Akten digitalisieren: Definition, Funktionen & Nutzen im Überblick

Das Akten digitalisieren bezeichnet den Prozess der Überführung physischer Dokumente in ein elektronisches Format. Ziel ist es, Papierbestände durch Scannen und anschließende Datenaufbereitung in eine digitale Struktur zu überführen, um Informationen zentral verfügbar zu machen und die Grundlage für automatisierte Geschäftsprozesse zu schaffen.
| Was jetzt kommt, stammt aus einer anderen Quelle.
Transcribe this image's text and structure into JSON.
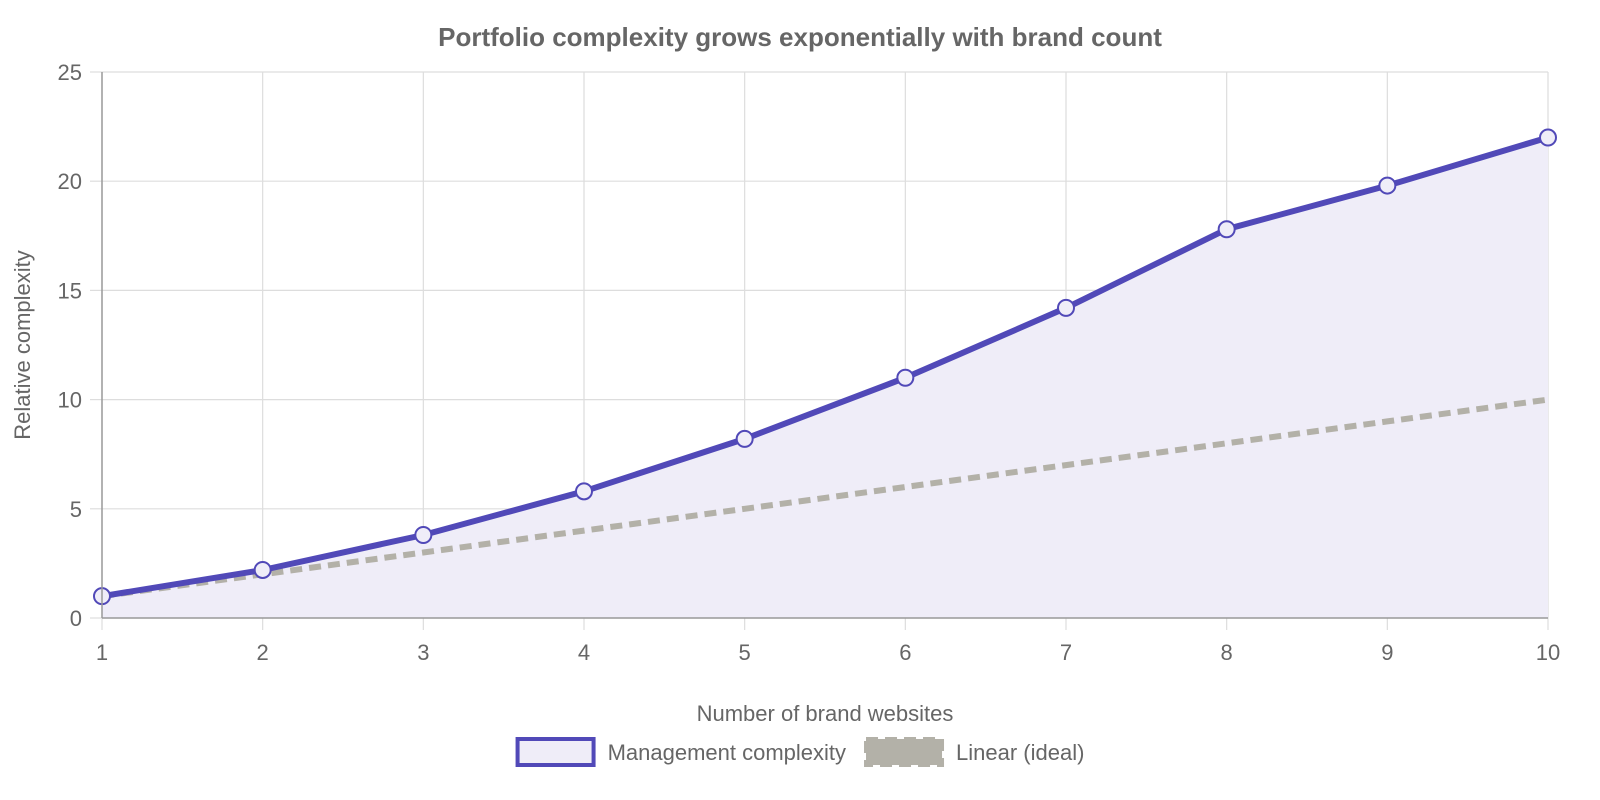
{
  "chart_data": {
    "type": "line",
    "title": "Portfolio complexity grows exponentially with brand count",
    "xlabel": "Number of brand websites",
    "ylabel": "Relative complexity",
    "x": [
      1,
      2,
      3,
      4,
      5,
      6,
      7,
      8,
      9,
      10
    ],
    "xlim": [
      1,
      10
    ],
    "ylim": [
      0,
      25
    ],
    "yticks": [
      0,
      5,
      10,
      15,
      20,
      25
    ],
    "grid": true,
    "legend": "bottom-center",
    "series": [
      {
        "name": "Management complexity",
        "values": [
          1,
          2.2,
          3.8,
          5.8,
          8.2,
          11,
          14.2,
          17.8,
          19.8,
          22
        ],
        "color": "#5149b8",
        "fill": "#efedf8",
        "style": "solid",
        "filled": true,
        "markers": true
      },
      {
        "name": "Linear (ideal)",
        "values": [
          1,
          2,
          3,
          4,
          5,
          6,
          7,
          8,
          9,
          10
        ],
        "color": "#b3b1a8",
        "style": "dashed",
        "filled": false,
        "markers": false
      }
    ]
  }
}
Wichtig ist der Aspekt der Dokumentenkategorisierung. Typischerweise befinden sich in physischen Akten (Leitz-Ordnern, Hängeregistern etc.) verschiedene Dokumententypen, die in digitalen Akten unterschieden werden. Bevor Datenpunkte extrahiert werden, sollten die Dokumente kategorisiert werden, da die zu extrahierenden Daten sich je nach Dokumententyp typischerweise unterscheiden. Zudem ist in der Praxis davon auszugehen, dass in einer physischen Akte nicht nur die Dokumente liegen, die man dort auch erwarten würde – insbesondere wenn mehrere Menschen über einen längeren Zeitraum mit diesen gearbeitet haben, kommt es zu falschen Einsortierungen

Akten digitalisieren kurz erklärt

Beim Akten digitalisieren werden physische Papierdokumente mittels Scantechnologie erfasst. Der Prozess geht über das reine Abfotografieren hinaus: Er beinhaltet die Umwandlung unstrukturierter Papierinformationen in durchsuchbare digitale Dateien. Dies ermöglicht den schnellen, standortunabhängigen Zugriff auf Informationen und beendet die Abhängigkeit von physischen Archiven.

iGut zu wissen:


Wirkliche Digitalisierung bedeutet nicht, lediglich PDFs zu erzeugen. Der entscheidende Schritt beim Akten digitalisieren ist die Transformation der Inhalte in verarbeitbare Datenpunkte. Nur so können Informationen wie Vertragsnummern, Beträge oder Fristen automatisiert in ERP- oder CRM-Systemen genutzt werden.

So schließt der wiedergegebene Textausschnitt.